Ellene forgot herself, watching him play the game and delighting in Caitlin’s amazement. But, noticing the clock hands, she realized too much time had slipped away. She’d let down her guard and had gotten caught up in Connor’s company. That wasn’t supposed to happen.

She touched Connor’s shoulder, aware of the muscles that rolled beneath her palm. “I need to get going, Connor. I have to break up your fun.”

He halted and dropped his hand from the keyboard. “Sorry. I got carried away.”

Caitlin slipped her arm around his shoulder. “Get us one, daddy,” she pleaded in his ear. “We can play games.”

“It keeps them busy,” Ellene said, seeing the excitement on Caitlin’s face.

Caitlin pressed her palms on Connor’s cheeks and turned his face to hers. “It keeps kids busy, Daddy.”

Ellene hid her grin.

Connor rose, and Ellene slipped back into the chair without comment.

Caitlin continued to watch her as she input the data. Ellene longed to get out of there and finish the job back in the office, but she feared she couldn’t read what she’d scribbled.

The aroma of ground meat drifted around her, and her stomach gnawed silently. She wished he’d let her leave before preparing their meal, but glancing at the time, she realized he had every right to get their dinner ready.

One notation confused her, and she stopped and reread the note. “Connor, we need to double check the porch.” She rose and headed for the doorway.

When she looked back, Connor had lowered the burner on the stove and turned to follow her. They stepped into the icy surroundings. Snowmobiles flew across the frozen channel, drawing her memory back to the large hunks of ice jamming against each other in the water as she crossed Lake St. Clair from the mainland.

She shivered, and Connor drew nearer, his arms rising, then lowering again as if he wanted to put them around her. “It’s too cold to be out here without a coat,” he said.

“It’ll only take a minute.” She hurried to the far side of the enclosure and pointed. “We want to begin the screened porch here.”

“Right.”

She handed him the end of the tape measure and backed up to the far wall. “Sixteen feet for the room’s length, then. I know it’s eleven and a half wide.” She drew in the tape as she returned to him. “What about this window over the sink? What did you decide?”

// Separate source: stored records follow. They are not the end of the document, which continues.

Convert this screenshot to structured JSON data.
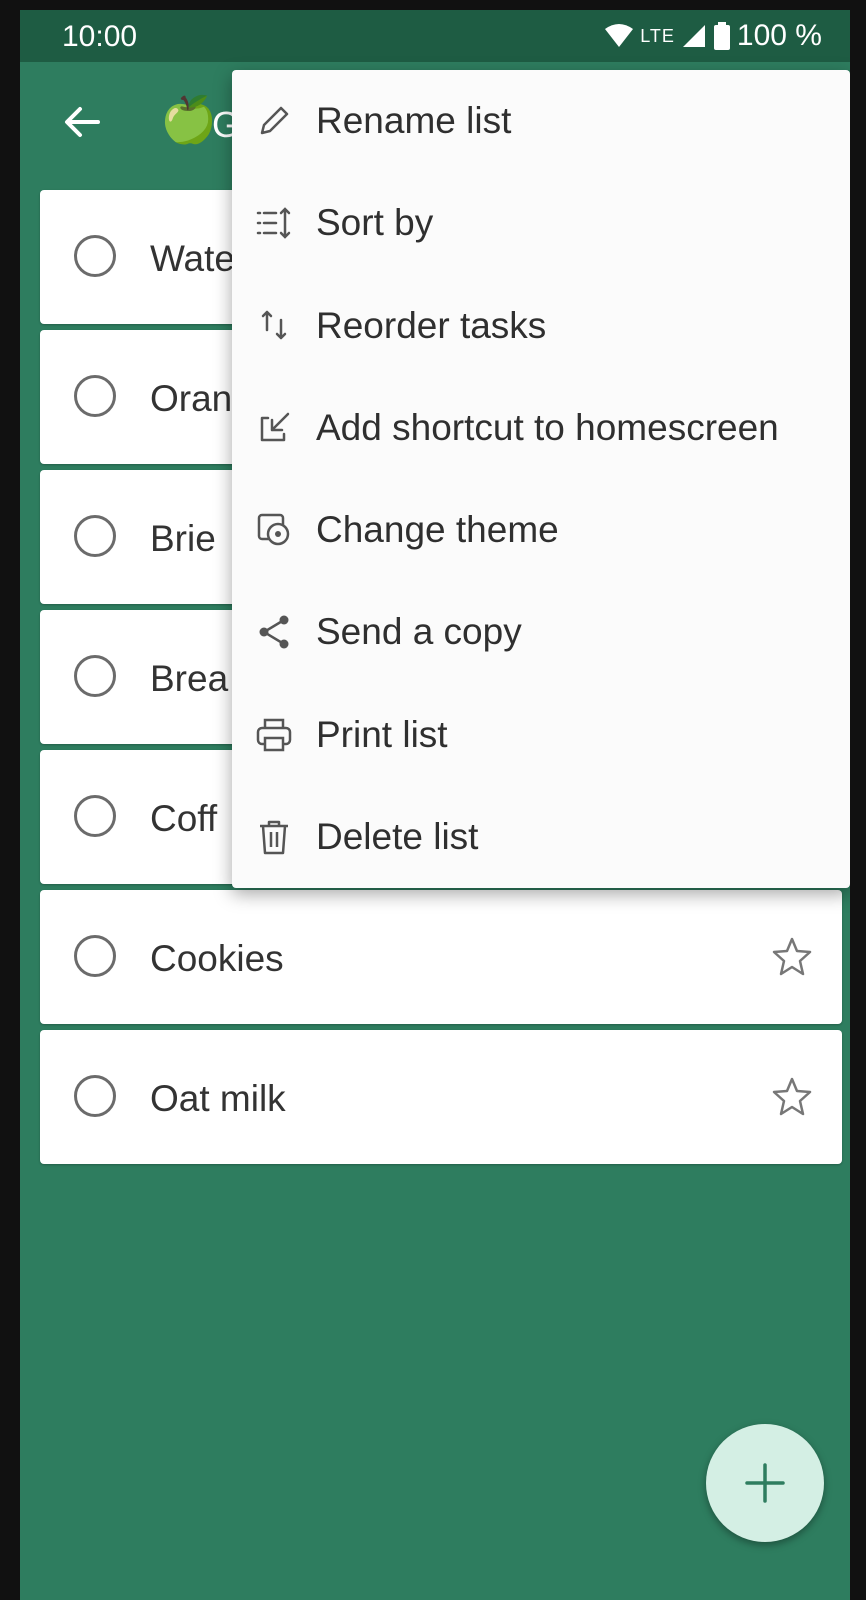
{
  "status_bar": {
    "time": "10:00",
    "network": "LTE",
    "battery": "100 %"
  },
  "app_bar": {
    "title": "G",
    "emoji": "🍏"
  },
  "tasks": [
    {
      "label": "Wate",
      "starred": false
    },
    {
      "label": "Oran",
      "starred": false
    },
    {
      "label": "Brie",
      "starred": false
    },
    {
      "label": "Brea",
      "starred": false
    },
    {
      "label": "Coff",
      "starred": false
    },
    {
      "label": "Cookies",
      "starred": false
    },
    {
      "label": "Oat milk",
      "starred": false
    }
  ],
  "menu": {
    "items": [
      {
        "label": "Rename list",
        "icon": "pencil-icon"
      },
      {
        "label": "Sort by",
        "icon": "sort-icon"
      },
      {
        "label": "Reorder tasks",
        "icon": "reorder-icon"
      },
      {
        "label": "Add shortcut to homescreen",
        "icon": "shortcut-icon"
      },
      {
        "label": "Change theme",
        "icon": "theme-icon"
      },
      {
        "label": "Send a copy",
        "icon": "share-icon"
      },
      {
        "label": "Print list",
        "icon": "printer-icon"
      },
      {
        "label": "Delete list",
        "icon": "trash-icon"
      }
    ]
  },
  "colors": {
    "theme_green": "#2e7d5f",
    "status_bar": "#1e5c43",
    "fab": "#d4efe4"
  }
}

“You suggested leaving it as a window to pass food out for a picnic, and then you said you could block it with shelving on the inside.” He rubbed his temple as if the action would clear his memory. “I think that was it.”

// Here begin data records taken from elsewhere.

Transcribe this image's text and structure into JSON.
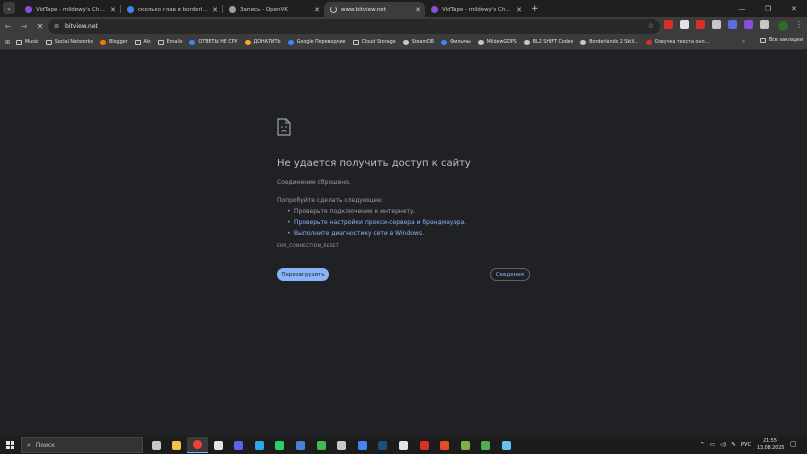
{
  "tabs": [
    {
      "title": "VidTape - mildewy's Channel",
      "fav_color": "#8a4fd8",
      "active": false
    },
    {
      "title": "сколько глав в borderlands th...",
      "fav_color": "#4285f4",
      "active": false
    },
    {
      "title": "Запись - OpenVK",
      "fav_color": "#9aa0a6",
      "active": false
    },
    {
      "title": "www.bitview.net",
      "fav_color": "#5f6368",
      "active": true
    },
    {
      "title": "VidTape - mildewy's Channel",
      "fav_color": "#8a4fd8",
      "active": false
    }
  ],
  "toolbar": {
    "url": "bitview.net",
    "extension_colors": [
      "#d93025",
      "#e3e3e3",
      "#d93025",
      "#c7c7c7",
      "#5b6ee1",
      "#8a4fd8",
      "#c7c7c7"
    ]
  },
  "bookmarks": {
    "items": [
      {
        "label": "Music",
        "icon": "folder-icon"
      },
      {
        "label": "Social Networks",
        "icon": "folder-icon"
      },
      {
        "label": "Blogger",
        "icon": "blogger-icon",
        "color": "#f57c00"
      },
      {
        "label": "Als",
        "icon": "folder-icon"
      },
      {
        "label": "Emails",
        "icon": "folder-icon"
      },
      {
        "label": "ОТВЕТЫ НЕ СРУ",
        "icon": "site-icon",
        "color": "#4285f4"
      },
      {
        "label": "ДОНАТИТЬ",
        "icon": "site-icon",
        "color": "#f9a825"
      },
      {
        "label": "Google Переводчик",
        "icon": "translate-icon",
        "color": "#4285f4"
      },
      {
        "label": "Cloud Storage",
        "icon": "folder-icon"
      },
      {
        "label": "SteamDB",
        "icon": "site-icon",
        "color": "#c7c7c7"
      },
      {
        "label": "Фильмы",
        "icon": "site-icon",
        "color": "#4285f4"
      },
      {
        "label": "MildewGDPS",
        "icon": "globe-icon",
        "color": "#c7c7c7"
      },
      {
        "label": "BL2 SHIFT Codes",
        "icon": "globe-icon",
        "color": "#c7c7c7"
      },
      {
        "label": "Borderlands 2 Skill...",
        "icon": "globe-icon",
        "color": "#c7c7c7"
      },
      {
        "label": "Озвучка текста онл...",
        "icon": "site-icon",
        "color": "#d93025"
      }
    ],
    "more": "»",
    "all_label": "Все закладки"
  },
  "error_page": {
    "title": "Не удается получить доступ к сайту",
    "subtitle": "Соединение сброшено.",
    "try_label": "Попробуйте сделать следующее:",
    "suggestions": [
      {
        "text": "Проверьте подключение к интернету.",
        "link": false
      },
      {
        "text": "Проверьте настройки прокси-сервера и брандмауэра.",
        "link": true
      },
      {
        "text": "Выполните диагностику сети в Windows.",
        "link": true
      }
    ],
    "error_code": "ERR_CONNECTION_RESET",
    "reload_label": "Перезагрузить",
    "details_label": "Сведения"
  },
  "taskbar": {
    "search_placeholder": "Поиск",
    "app_colors": [
      "#c7c7c7",
      "#f2c14e",
      "#ea4335",
      "#e3e3e3",
      "#5865f2",
      "#29a9eb",
      "#25d366",
      "#4a7fd8",
      "#3fb950",
      "#c7c7c7",
      "#4285f4",
      "#1f4e79",
      "#e3e3e3",
      "#d93025",
      "#e44d26",
      "#7cb342",
      "#4caf50",
      "#66c0f4"
    ],
    "active_index": 2,
    "lang": "РУС",
    "time": "21:55",
    "date": "13.08.2025"
  }
}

“Which do you prefer? I like the opening.”

“Me, too, but what I’d really like is to get you inside.” He stepped behind her and grasped her arms, then shifted her around to face the doorway into the house. The heat from his nearness swept up her arms into her chest, and she felt his warm breath against her cheek.

Ellene longed to jerk from his grasp, but the feeling was too pleasant. Fighting her own longing, she eased away with her one-word reminder. “Business.”

Connor’s gaze lowered, and his smile faded. “It’s easy to forget.”

“Well, don’t, or you’ll have to find another contractor to handle this.” She winced. Once again, she could see her father’s face as he reprimanded her for not letting the past go and not handling the job like a professional.